Closely related to this issue is the Municipal Court judge's
refusal to allow defendant's expert, Dr. Beebe, to testify as to
her definition of the term "worrying" as it is used in the
statute. We find no error in the judge's refusal to allow Dr.
Beebe to testify as to whether the dogs' conduct amounted to
"worrying." Neither the word nor its definition is so obscure or
ambiguous as to require the assistance of an expert for
clarification or definition. "Worrying" is more than simply
barking. "Worrying" is defined as "harass[ing] by tearing,
biting, or snapping, especially at the throat"; "assail[ing] with
rough or aggressive attack or treatment"; or "seizing an animal
with the teeth and shaking it so as to kill or injure it."
Webster's Third New International Dictionary 2636-37 (1981). The
term is recognized in common legislative usage as a standard in
animal control and protection statutes in other jurisdictions.

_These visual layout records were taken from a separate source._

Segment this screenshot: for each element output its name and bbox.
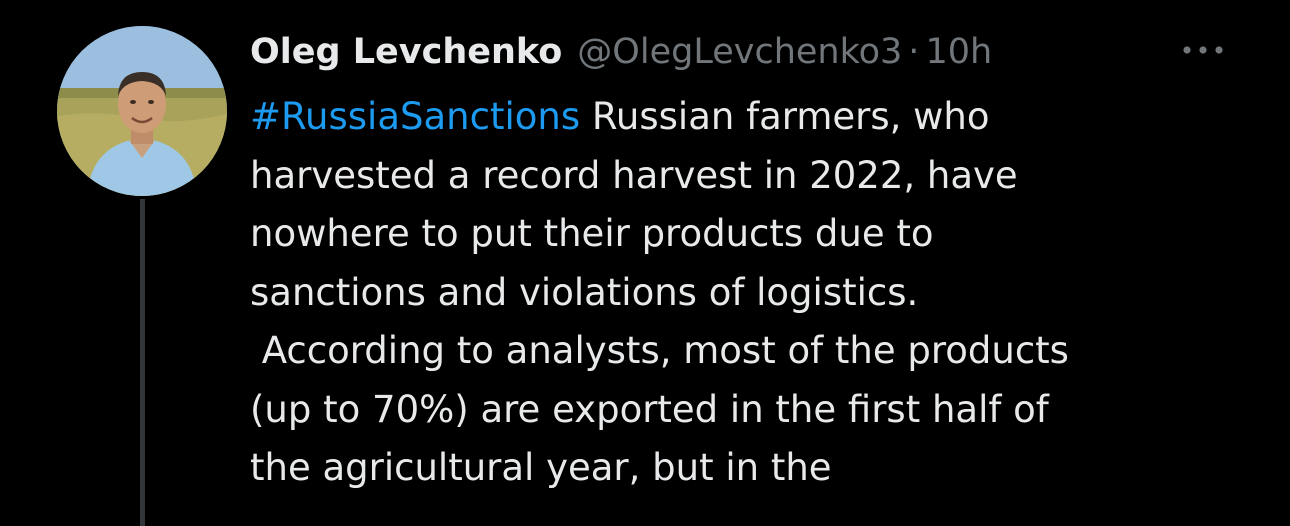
more-options-button[interactable] <box>1181 40 1225 60</box>
avatar-photo <box>57 26 227 196</box>
tweet-header: Oleg Levchenko @OlegLevchenko3 · 10h <box>250 24 992 80</box>
author-name[interactable]: Oleg Levchenko <box>250 32 562 72</box>
separator-dot: · <box>908 32 920 72</box>
author-handle[interactable]: @OlegLevchenko3 <box>577 32 902 72</box>
more-horizontal-icon <box>1183 46 1223 54</box>
hashtag-link[interactable]: #RussiaSanctions <box>250 95 580 138</box>
tweet[interactable]: Oleg Levchenko @OlegLevchenko3 · 10h #Ru… <box>0 0 1290 526</box>
thread-line <box>140 199 145 526</box>
avatar[interactable] <box>57 26 227 196</box>
tweet-text: #RussiaSanctions Russian farmers, who ha… <box>250 88 1260 498</box>
tweet-timestamp[interactable]: 10h <box>925 32 992 72</box>
tweet-body: Russian farmers, who harvested a record … <box>250 95 1069 489</box>
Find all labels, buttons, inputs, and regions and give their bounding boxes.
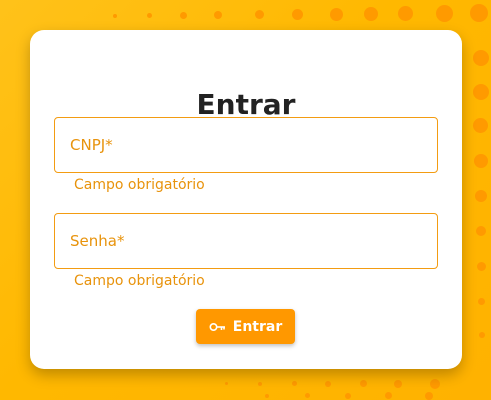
password-input[interactable] bbox=[55, 214, 437, 268]
key-icon bbox=[209, 322, 226, 332]
login-submit-label: Entrar bbox=[232, 318, 283, 335]
password-field[interactable] bbox=[54, 213, 438, 269]
login-submit-button[interactable]: Entrar bbox=[196, 309, 295, 344]
cnpj-input[interactable] bbox=[55, 118, 437, 172]
cnpj-field[interactable] bbox=[54, 117, 438, 173]
login-card: Entrar Campo obrigatório Campo obrigatór… bbox=[30, 30, 462, 369]
cnpj-helper-text: Campo obrigatório bbox=[74, 177, 205, 193]
password-helper-text: Campo obrigatório bbox=[74, 273, 205, 289]
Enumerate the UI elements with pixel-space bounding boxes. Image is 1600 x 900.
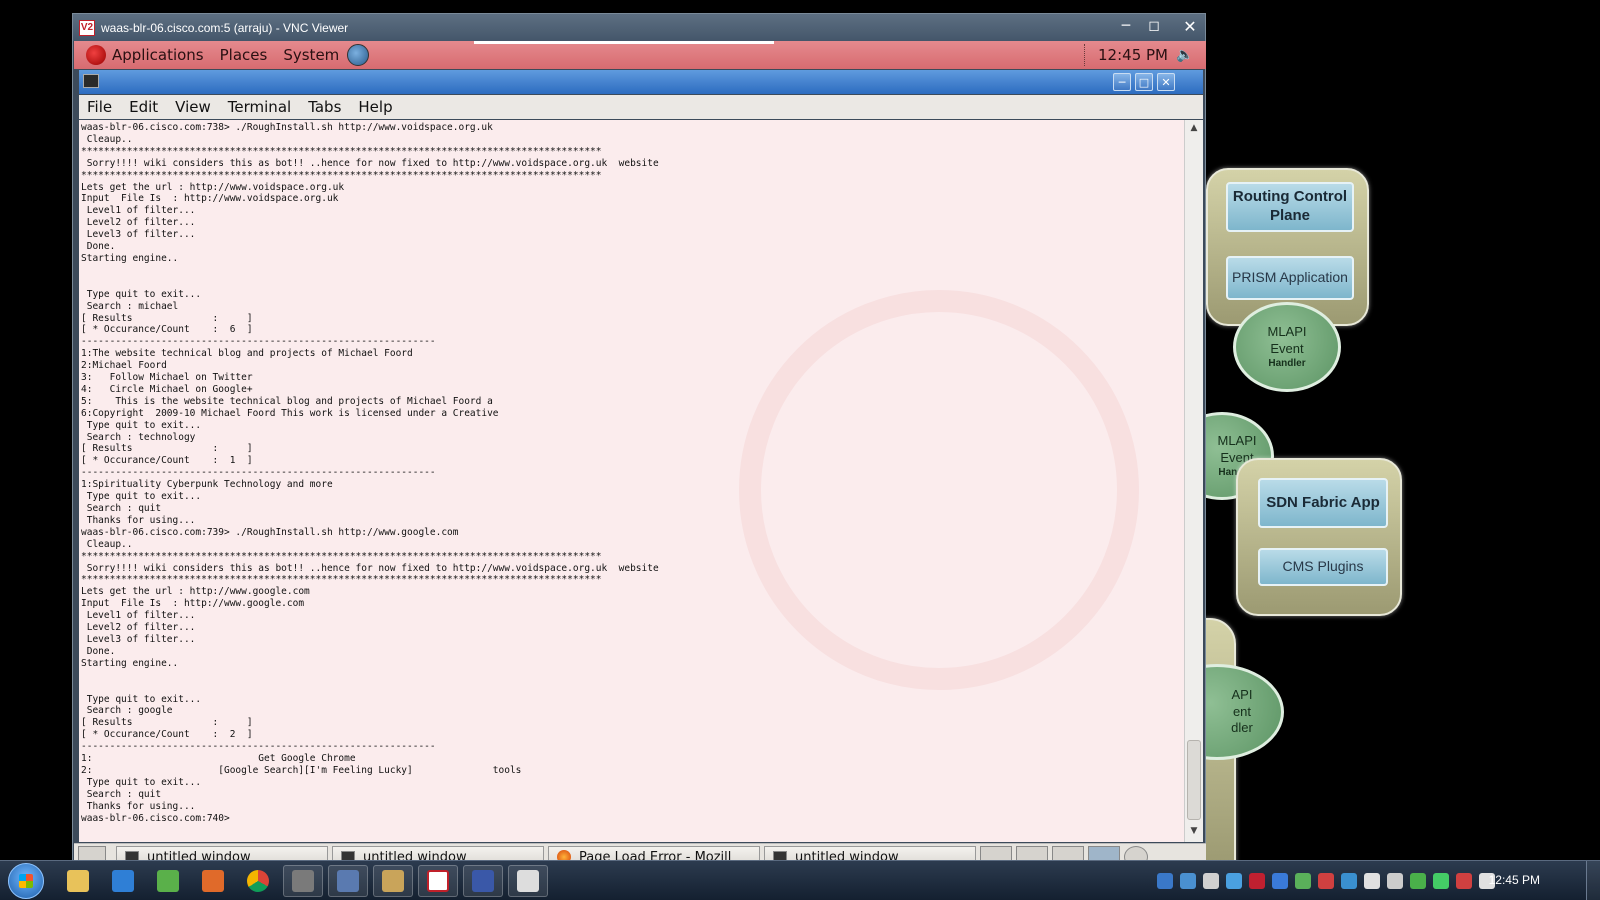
chrome-icon [247,870,269,892]
terminal-menubar: File Edit View Terminal Tabs Help [79,95,1203,119]
mlapi-label: API [1231,686,1253,702]
vnc-viewer-window: V2 waas-blr-06.cisco.com:5 (arraju) - VN… [72,13,1206,889]
bluetooth-tray-icon[interactable] [1272,873,1288,889]
scroll-up-icon[interactable]: ▲ [1188,123,1200,135]
routing-control-plane-label: Routing Control Plane [1226,182,1354,232]
scroll-down-icon[interactable]: ▼ [1188,826,1200,838]
gnome-top-panel: Applications Places System 12:45 PM 🔈 [74,41,1206,69]
tool-icon [292,870,314,892]
redhat-logo-icon [86,45,106,65]
tool-taskbar-icon[interactable] [283,865,323,897]
handler-label: Handler [1268,358,1306,370]
network-icon [157,870,179,892]
handler-label: dler [1231,720,1253,736]
chat-icon [517,870,539,892]
app-tray-icon[interactable] [1341,873,1357,889]
media-player-taskbar-icon[interactable] [193,865,233,897]
vnc-titlebar[interactable]: V2 waas-blr-06.cisco.com:5 (arraju) - VN… [73,14,1205,41]
menu-file[interactable]: File [87,98,112,116]
mlapi-label: MLAPI [1217,432,1257,448]
app-tray-icon[interactable] [1318,873,1334,889]
sync-tray-icon[interactable] [1433,873,1449,889]
media-player-icon [202,870,224,892]
start-button[interactable] [8,863,44,899]
folder-icon [382,870,404,892]
menu-view[interactable]: View [175,98,211,116]
menu-system[interactable]: System [283,46,339,64]
chat-taskbar-icon[interactable] [508,865,548,897]
mlapi-label: MLAPI [1267,323,1307,339]
volume-icon[interactable]: 🔈 [1176,47,1193,63]
web-browser-launcher-icon[interactable] [347,44,370,66]
network-tray-icon[interactable] [1226,873,1242,889]
prism-application-label: PRISM Application [1226,256,1354,300]
cisco-tray-icon[interactable] [1203,873,1219,889]
menu-applications[interactable]: Applications [112,46,204,64]
folder-taskbar-icon[interactable] [373,865,413,897]
cms-plugins-label: CMS Plugins [1258,548,1388,586]
globe-tray-icon[interactable] [1410,873,1426,889]
signal-tray-icon[interactable] [1387,873,1403,889]
vnc-window-title: waas-blr-06.cisco.com:5 (arraju) - VNC V… [101,20,349,35]
panel-separator [1084,44,1086,66]
terminal-titlebar[interactable]: ─ □ ✕ [79,70,1203,94]
scroll-thumb[interactable] [1187,740,1201,820]
network-taskbar-icon[interactable] [148,865,188,897]
panel-stripe [474,41,774,44]
internet-explorer-taskbar-icon[interactable] [103,865,143,897]
close-icon[interactable]: ✕ [1177,16,1203,36]
menu-terminal[interactable]: Terminal [228,98,291,116]
chrome-taskbar-icon[interactable] [238,865,278,897]
internet-explorer-icon [112,870,134,892]
terminal-scrollbar[interactable]: ▲ ▼ [1184,120,1203,842]
terminal-minimize-icon[interactable]: ─ [1113,73,1131,91]
event-label: Event [1270,340,1304,356]
background-watermark [739,290,1139,690]
screen-taskbar-icon[interactable] [463,865,503,897]
event-label: ent [1232,703,1252,719]
lock-tray-icon[interactable] [1249,873,1265,889]
vnc-viewer-icon [427,870,449,892]
vnc-viewer-taskbar-icon[interactable] [418,865,458,897]
flag-tray-icon[interactable] [1364,873,1380,889]
terminal-close-icon[interactable]: ✕ [1157,73,1175,91]
screen-icon [472,870,494,892]
menu-tabs[interactable]: Tabs [308,98,341,116]
terminal-maximize-icon[interactable]: □ [1135,73,1153,91]
windows-taskbar: 12:45 PM [0,860,1600,900]
diagram-block-sdn: SDN Fabric App CMS Plugins [1236,458,1402,616]
terminal-app-icon [83,74,99,88]
show-desktop-button[interactable] [1586,861,1600,900]
mlapi-event-handler-1: MLAPI Event Handler [1233,302,1341,392]
app-tray-icon[interactable] [1295,873,1311,889]
menu-edit[interactable]: Edit [129,98,158,116]
terminal-output[interactable]: waas-blr-06.cisco.com:738> ./RoughInstal… [79,120,1184,842]
minimize-icon[interactable]: ─ [1113,16,1139,36]
mute-tray-icon[interactable] [1456,873,1472,889]
menu-help[interactable]: Help [358,98,392,116]
menu-places[interactable]: Places [220,46,268,64]
monitor-taskbar-icon[interactable] [328,865,368,897]
outlook-tray-icon[interactable] [1157,873,1173,889]
explorer-taskbar-icon[interactable] [58,865,98,897]
panel-clock[interactable]: 12:45 PM [1098,46,1168,64]
taskbar-clock[interactable]: 12:45 PM [1489,873,1540,887]
maximize-icon[interactable]: ◻ [1141,16,1167,36]
vnc-logo-icon: V2 [79,19,95,36]
monitor-icon [337,870,359,892]
sdn-fabric-app-label: SDN Fabric App [1258,478,1388,528]
shield-tray-icon[interactable] [1180,873,1196,889]
explorer-icon [67,870,89,892]
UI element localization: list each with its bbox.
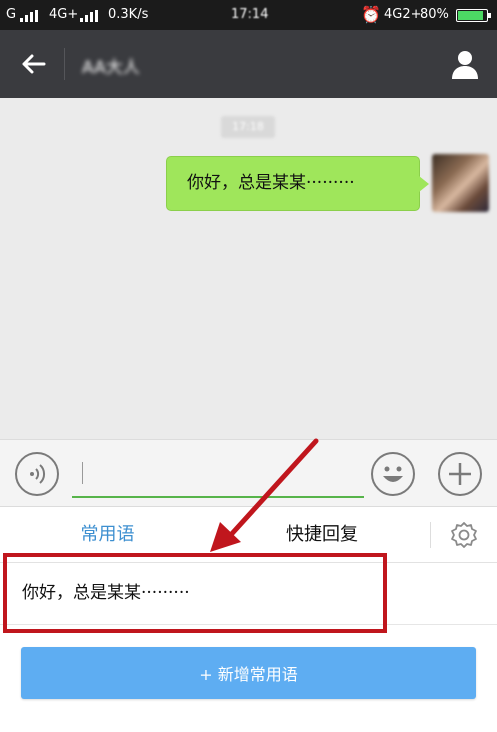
chat-area: 17:18 你好，总是某某········· [0, 98, 497, 439]
alarm-icon: ⏰ [361, 5, 381, 24]
back-button[interactable] [12, 48, 52, 80]
voice-icon [30, 464, 46, 484]
header-divider [64, 48, 65, 80]
add-common-phrase-button[interactable]: + 新增常用语 [21, 647, 476, 699]
settings-button[interactable] [449, 520, 479, 550]
plus-icon [449, 463, 471, 485]
tab-divider [430, 522, 431, 548]
signal-strength-icon [20, 10, 42, 22]
person-icon [452, 51, 478, 79]
message-timestamp: 17:18 [221, 116, 275, 138]
voice-button[interactable] [15, 452, 59, 496]
tab-quick-reply[interactable]: 快捷回复 [262, 507, 382, 562]
network-type-right: 4G2+ [384, 7, 422, 22]
battery-level: 80% [420, 7, 449, 22]
message-bubble[interactable]: 你好，总是某某········· [166, 156, 420, 211]
tab-common-phrases[interactable]: 常用语 [50, 507, 165, 562]
back-arrow-icon [22, 54, 46, 74]
network-type-label: 4G+ [49, 7, 79, 22]
status-time: 17:14 [231, 7, 269, 22]
message-input[interactable] [72, 458, 364, 498]
plus-button[interactable] [438, 452, 482, 496]
phrase-item[interactable]: 你好，总是某某········· [0, 563, 497, 625]
battery-icon [456, 9, 491, 22]
emoji-icon [383, 466, 403, 482]
input-bar [0, 439, 497, 507]
emoji-button[interactable] [371, 452, 415, 496]
profile-button[interactable] [446, 46, 484, 82]
contact-name: AA大人 [82, 58, 140, 78]
bubble-tail [419, 176, 429, 192]
chat-header: AA大人 [0, 30, 497, 98]
avatar[interactable] [432, 154, 489, 212]
status-bar: G 4G+ 0.3K/s 17:14 ⏰ 4G2+ 80% [0, 0, 497, 30]
gear-icon [451, 522, 477, 548]
carrier-label: G [6, 7, 17, 22]
panel-tabs: 常用语 快捷回复 [0, 507, 497, 563]
signal-strength-icon [80, 10, 102, 22]
network-speed: 0.3K/s [108, 7, 149, 22]
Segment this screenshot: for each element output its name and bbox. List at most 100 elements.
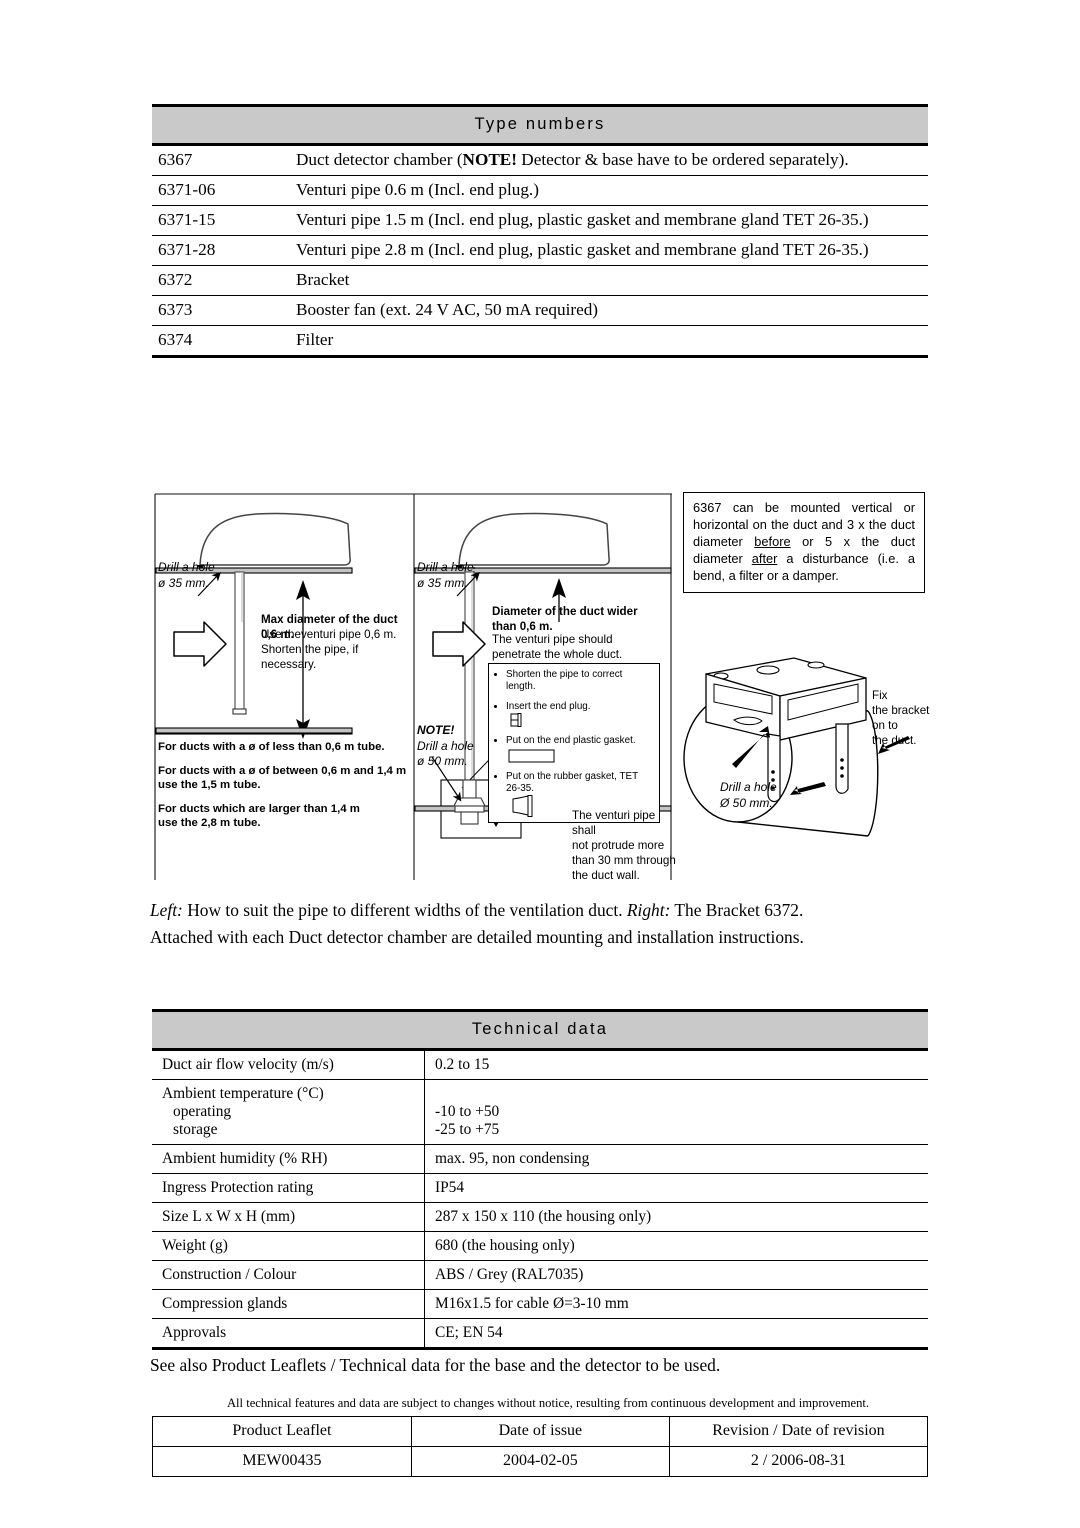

See, e.g., Cal. Civ. Code § 3341 (West 2000); Cal. Penal Code §
597b (West 2000); Colo. Rev. Stat. Ann. § 35-43-126 (West 1999);
Conn. Gen. Stat. Ann. § 22-358 (West 1999); Me. Rev. Stat. Ann.
tit. 12, § 7501 (West 1999); N.D. Cent. Code § 36-21-10 (1999);
People v. Superior Court,
247 Cal. Rptr. 647, 648, 652 (Ct. App.
1988), cert. denied,
488 U.S. 1030,
109 S. Ct. 838,
102 L. Ed.2d 970 (1989); Shirley v. State,
334 S.E.2d 154, 155 (Ga. 1985);
Holden v. Schwer,
495 N.W.2d 269, 271 (Neb. 1993); Trautman v.
Day,
273 N.W.2d 712, 713-15 (N.D. 1970); Munyon v. Moe,
176 N.W.2d 324, 326-28 (Wis. 1970). We find no abuse of the judge's
discretion in his refusal to admit Dr. Beebe's proffer as to
"worrying," as there was no need for her definition or
description of such conduct. That issue was for the trial judge
and was correctly determined.
Finally, we disagree with defendant that the killings were a
single offense for which one license suspension was sufficient.
Two separate pets were slain belonging to two separate owners.
These were different offenses, and two suspensions were
appropriately imposed.
Affirmed.
Footnote: 1 1N.J.S.A. 4:19-9 provides:
A person may humanely destroy a dog in self defense, or which is found chasing, worrying, wounding or destroying any sheep, lamb, poultry or domestic animal.